Siobhan. She came into the room with a knowi
ng smile on her face, unhooking her bag from her shoulder and studying her new students in turn. Her hair was cut in that short, boyish style that I like, and she had big, bright eyes, though I couldn’t quite work out their colour. They seemed to change as I looked at her – or maybe it was just my opinion about them changing: blue – no, grey – no, green – no, hazel. She said she was 35 – I’ve always thought I’d like an experienced older woman. She also said she had no husband, and I wondered if she was divorced. She was too attractive not to have been snapped up at some point. There was something in her eyes that betrayed pain, disappointment. But she looked confident, standing there in front of us, as if whatever trials she’d been through had made her stronger. I like that. I like women to be strong. Intelligent. The kind of woman who can put up a fight when she needs to. I couldn’t imagine ending up with a wimpy girl. I would have been shitting myself if you asked me to stand up – or sit on a desk – in front of a group of strangers, but Siobhan clearly took it in her stride.
I’m sure that her eyes lingered on me for an extra beat when she looked around the class. She touched the bridge of her nose, as if she was pushing back a pair of glasses. A part-time contact lens wearer, like me. The gesture made me think she wanted a better look at me, that she was evaluating me. When she spoke and introduced herself, her voice was musical, but quiet. I had to lean forward and concentrate to understand what she was saying. It was night music, a lullaby. I noticed Barbara fiddling with her hearing aid.
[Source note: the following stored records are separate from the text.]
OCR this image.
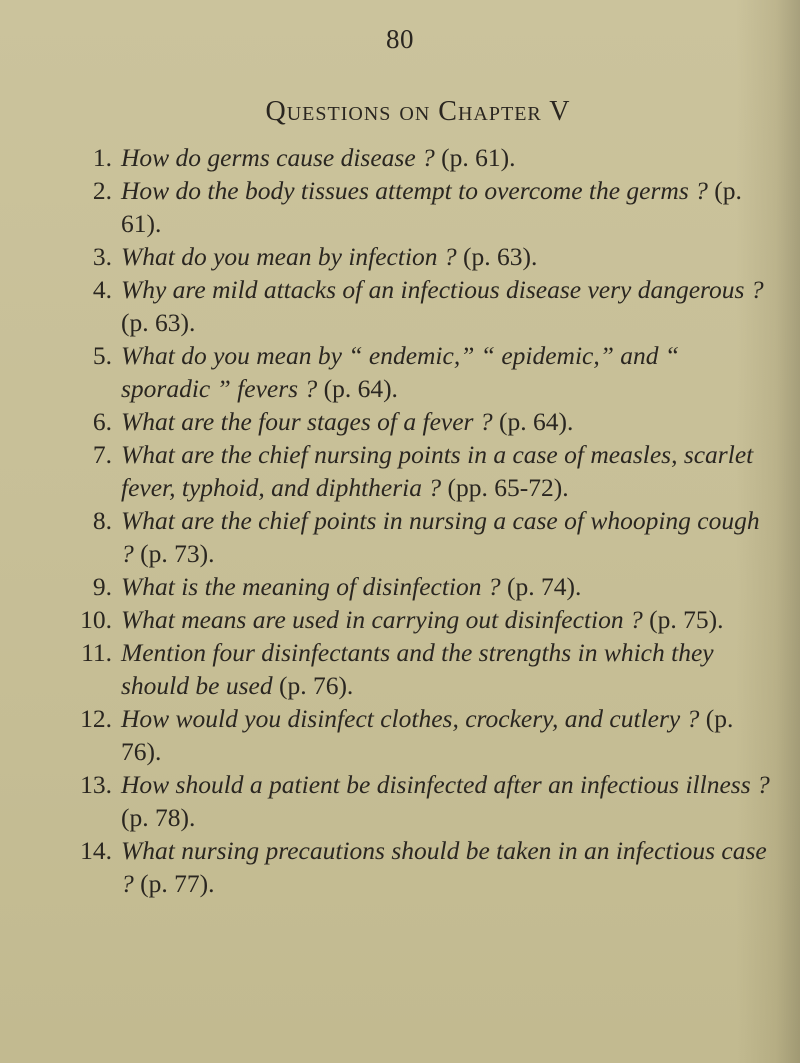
80
Questions on Chapter V
1. How do germs cause disease ? (p. 61).
2. How do the body tissues attempt to overcome the germs ? (p. 61).
3. What do you mean by infection ? (p. 63).
4. Why are mild attacks of an infectious disease very dangerous ? (p. 63).
5. What do you mean by “ endemic,” “ epidemic,” and “ sporadic ” fevers ? (p. 64).
6. What are the four stages of a fever ? (p. 64).
7. What are the chief nursing points in a case of measles, scarlet fever, typhoid, and diphtheria ? (pp. 65-72).
8. What are the chief points in nursing a case of whooping cough ? (p. 73).
9. What is the meaning of disinfection ? (p. 74).
10. What means are used in carrying out disinfection ? (p. 75).
11. Mention four disinfectants and the strengths in which they should be used (p. 76).
12. How would you disinfect clothes, crockery, and cutlery ? (p. 76).
13. How should a patient be disinfected after an infectious illness ? (p. 78).
14. What nursing precautions should be taken in an infectious case ? (p. 77).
When my turn came to speak, my voice trembled with nerves and I only managed to get out one sentence before coming to a halt. I’m sure this didn’t make Siobhan think badly of me, though. She’s a writer: she’s almost certainly into sensitive men. I was sad when the class ended, because it meant I had to say goodbye to her for a week. Still, that week is almost up now. I’ll see her again in a few hours.
The tube train got stuck in a tunnel just outside Oxford Circus. The lights flickered and electricity hummed through the carriage. Nobody looked at anyone else; nobody said anything.